Rove is, at heart, a Utahn. He learned politics in the halls of Olympus High, where, in his own description, he overcame tremendous odds to be elected student body president, helped by recruiting beautiful girls and popular athletes to his campaign. In an earlier interview with this newspaper, he cited several teachers and professors at Olympus and the University of Utah as his mentors. These were Democrats who taught him how to appeal to both ends of the aisle, he said.

It is a bit ironic, then, that he is seen today as someone who is a master at partisan politics, but who failed horribly at pushing a legislative agenda. Rove was the guiding hand behind both of George W. Bush's presidential elections. But his style has been cited by critics as an impediment to enacting the president's broad agenda.
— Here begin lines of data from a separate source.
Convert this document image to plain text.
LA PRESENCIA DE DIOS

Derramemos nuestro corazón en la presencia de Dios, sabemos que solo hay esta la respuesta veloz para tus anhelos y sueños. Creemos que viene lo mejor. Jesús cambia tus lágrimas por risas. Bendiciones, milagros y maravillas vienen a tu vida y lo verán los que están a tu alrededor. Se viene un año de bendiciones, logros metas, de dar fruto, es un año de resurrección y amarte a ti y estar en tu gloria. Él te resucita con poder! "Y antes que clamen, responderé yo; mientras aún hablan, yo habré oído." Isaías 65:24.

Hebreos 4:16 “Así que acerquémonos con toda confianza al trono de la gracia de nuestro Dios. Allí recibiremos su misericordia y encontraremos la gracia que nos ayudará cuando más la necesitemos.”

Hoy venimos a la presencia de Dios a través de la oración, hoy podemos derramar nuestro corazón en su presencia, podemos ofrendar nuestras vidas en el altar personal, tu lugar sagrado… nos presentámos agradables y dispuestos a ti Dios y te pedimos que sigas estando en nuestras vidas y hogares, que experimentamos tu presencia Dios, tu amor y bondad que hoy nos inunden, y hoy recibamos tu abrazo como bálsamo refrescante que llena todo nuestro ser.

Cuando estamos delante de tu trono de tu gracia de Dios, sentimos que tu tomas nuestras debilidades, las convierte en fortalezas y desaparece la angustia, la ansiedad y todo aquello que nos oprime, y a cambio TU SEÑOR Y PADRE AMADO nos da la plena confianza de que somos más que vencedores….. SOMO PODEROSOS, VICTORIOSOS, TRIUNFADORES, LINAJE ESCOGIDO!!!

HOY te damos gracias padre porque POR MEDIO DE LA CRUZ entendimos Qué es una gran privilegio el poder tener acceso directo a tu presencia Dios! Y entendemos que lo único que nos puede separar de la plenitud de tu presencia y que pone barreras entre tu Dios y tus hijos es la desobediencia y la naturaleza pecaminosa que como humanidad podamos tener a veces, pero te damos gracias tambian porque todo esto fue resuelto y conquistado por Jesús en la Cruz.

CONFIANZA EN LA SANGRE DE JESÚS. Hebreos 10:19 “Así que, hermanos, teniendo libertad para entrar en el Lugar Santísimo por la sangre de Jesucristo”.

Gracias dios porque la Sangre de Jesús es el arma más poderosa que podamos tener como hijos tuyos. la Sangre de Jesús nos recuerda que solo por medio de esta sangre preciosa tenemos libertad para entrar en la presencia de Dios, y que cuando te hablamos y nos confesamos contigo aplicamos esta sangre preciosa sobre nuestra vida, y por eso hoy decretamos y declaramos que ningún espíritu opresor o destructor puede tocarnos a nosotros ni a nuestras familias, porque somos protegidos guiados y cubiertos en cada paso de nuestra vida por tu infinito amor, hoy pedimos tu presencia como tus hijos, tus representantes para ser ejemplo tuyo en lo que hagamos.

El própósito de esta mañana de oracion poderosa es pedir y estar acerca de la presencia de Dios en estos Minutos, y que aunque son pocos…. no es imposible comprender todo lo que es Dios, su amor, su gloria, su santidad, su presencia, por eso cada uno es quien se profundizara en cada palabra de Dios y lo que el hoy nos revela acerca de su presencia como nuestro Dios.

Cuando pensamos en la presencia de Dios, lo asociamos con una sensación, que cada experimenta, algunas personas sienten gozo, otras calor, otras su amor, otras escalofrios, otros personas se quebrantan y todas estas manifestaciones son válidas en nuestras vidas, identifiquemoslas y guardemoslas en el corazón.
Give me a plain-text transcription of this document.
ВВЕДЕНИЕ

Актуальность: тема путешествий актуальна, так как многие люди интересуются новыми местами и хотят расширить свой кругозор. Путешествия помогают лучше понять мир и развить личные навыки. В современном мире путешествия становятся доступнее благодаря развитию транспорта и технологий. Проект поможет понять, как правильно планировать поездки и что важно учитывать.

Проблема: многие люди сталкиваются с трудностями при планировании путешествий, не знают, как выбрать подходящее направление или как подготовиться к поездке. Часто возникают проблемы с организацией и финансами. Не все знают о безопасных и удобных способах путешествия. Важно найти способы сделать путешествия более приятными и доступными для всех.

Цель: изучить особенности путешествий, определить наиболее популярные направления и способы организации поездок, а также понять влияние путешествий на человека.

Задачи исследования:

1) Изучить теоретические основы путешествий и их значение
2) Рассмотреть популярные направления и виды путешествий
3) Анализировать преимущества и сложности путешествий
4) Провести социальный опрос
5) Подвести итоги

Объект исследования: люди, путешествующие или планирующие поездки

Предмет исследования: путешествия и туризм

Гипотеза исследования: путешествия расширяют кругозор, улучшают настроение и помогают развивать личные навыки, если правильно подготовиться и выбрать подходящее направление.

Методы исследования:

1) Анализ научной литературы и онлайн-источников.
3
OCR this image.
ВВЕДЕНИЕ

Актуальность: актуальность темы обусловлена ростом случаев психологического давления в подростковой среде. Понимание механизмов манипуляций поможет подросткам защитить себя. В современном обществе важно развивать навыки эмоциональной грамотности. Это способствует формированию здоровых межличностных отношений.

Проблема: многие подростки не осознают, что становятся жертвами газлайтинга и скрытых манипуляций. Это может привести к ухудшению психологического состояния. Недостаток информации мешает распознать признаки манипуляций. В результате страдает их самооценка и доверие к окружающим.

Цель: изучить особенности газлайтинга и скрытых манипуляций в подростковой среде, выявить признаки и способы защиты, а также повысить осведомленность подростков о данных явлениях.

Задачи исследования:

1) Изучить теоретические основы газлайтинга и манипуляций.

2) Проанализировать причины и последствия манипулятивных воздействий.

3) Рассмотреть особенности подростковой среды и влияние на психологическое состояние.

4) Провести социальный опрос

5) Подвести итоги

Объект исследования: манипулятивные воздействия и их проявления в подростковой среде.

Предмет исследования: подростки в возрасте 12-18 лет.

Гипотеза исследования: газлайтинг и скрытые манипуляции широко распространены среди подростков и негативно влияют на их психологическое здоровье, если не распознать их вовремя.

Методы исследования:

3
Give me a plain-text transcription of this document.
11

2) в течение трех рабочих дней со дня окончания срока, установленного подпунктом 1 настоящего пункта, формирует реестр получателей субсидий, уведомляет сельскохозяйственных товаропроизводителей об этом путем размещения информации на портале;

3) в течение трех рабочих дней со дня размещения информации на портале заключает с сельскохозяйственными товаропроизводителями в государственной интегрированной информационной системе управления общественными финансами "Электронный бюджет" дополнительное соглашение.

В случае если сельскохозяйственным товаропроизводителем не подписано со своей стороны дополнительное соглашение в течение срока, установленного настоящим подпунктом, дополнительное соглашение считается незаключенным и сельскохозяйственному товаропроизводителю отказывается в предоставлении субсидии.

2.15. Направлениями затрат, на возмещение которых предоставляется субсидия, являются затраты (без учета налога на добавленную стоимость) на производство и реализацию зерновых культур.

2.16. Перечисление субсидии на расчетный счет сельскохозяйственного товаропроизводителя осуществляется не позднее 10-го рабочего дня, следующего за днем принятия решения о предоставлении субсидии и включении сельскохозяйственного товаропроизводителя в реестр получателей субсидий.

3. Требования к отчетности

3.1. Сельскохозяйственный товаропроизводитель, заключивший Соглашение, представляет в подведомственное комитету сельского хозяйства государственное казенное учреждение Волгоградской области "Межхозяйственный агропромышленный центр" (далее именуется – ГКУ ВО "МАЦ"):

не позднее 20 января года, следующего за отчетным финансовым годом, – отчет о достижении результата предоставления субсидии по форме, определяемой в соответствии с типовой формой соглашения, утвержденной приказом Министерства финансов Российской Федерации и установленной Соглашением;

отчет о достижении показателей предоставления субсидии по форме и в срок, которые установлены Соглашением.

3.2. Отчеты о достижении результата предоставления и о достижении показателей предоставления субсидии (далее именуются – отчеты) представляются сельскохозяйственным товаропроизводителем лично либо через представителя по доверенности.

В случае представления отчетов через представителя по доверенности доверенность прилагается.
Rove never lost the knack for winning elections that he learned at Olympus High. In some ways, George W. Bush seems an unlikely candidate for president in the media age. He isn't flashy. He doesn't deliver stirring sound bites. But Rove knew how to steer him through the mine fields and into office.

That happened to a large extent because Bush was guided by principles and certainties. But certainties often don't go too far in a Congress divided more or less evenly between Democrats and Republicans.

The president began his second term with a grand agenda that included Social Security and immigration reforms. He will leave with likely little of it enacted. Both issues are vitally important to the nation's future, but both bogged down in partisan politics. Rove's most crushing defeat was his inability to bring Republicans along on the immigration-reform bill.

Along the way, his tenure was clouded by the CIA-leak scandal that resulted in the conviction of White House official I. Lewis "Scooter" Libby, by the ongoing probe into the firings of several U.S. attorneys, and by the war cloud that has engulfed the entire administration.

Rove's critics undoubtedly overstate his role. But he did have a great influence in the current administration.

As he undoubtedly learned at Olympus High, politics is a contact sport. He played it to win, and his opponents are only too happy to kick him on the way out. But no one can accuse him of bending his convictions to fit popular will.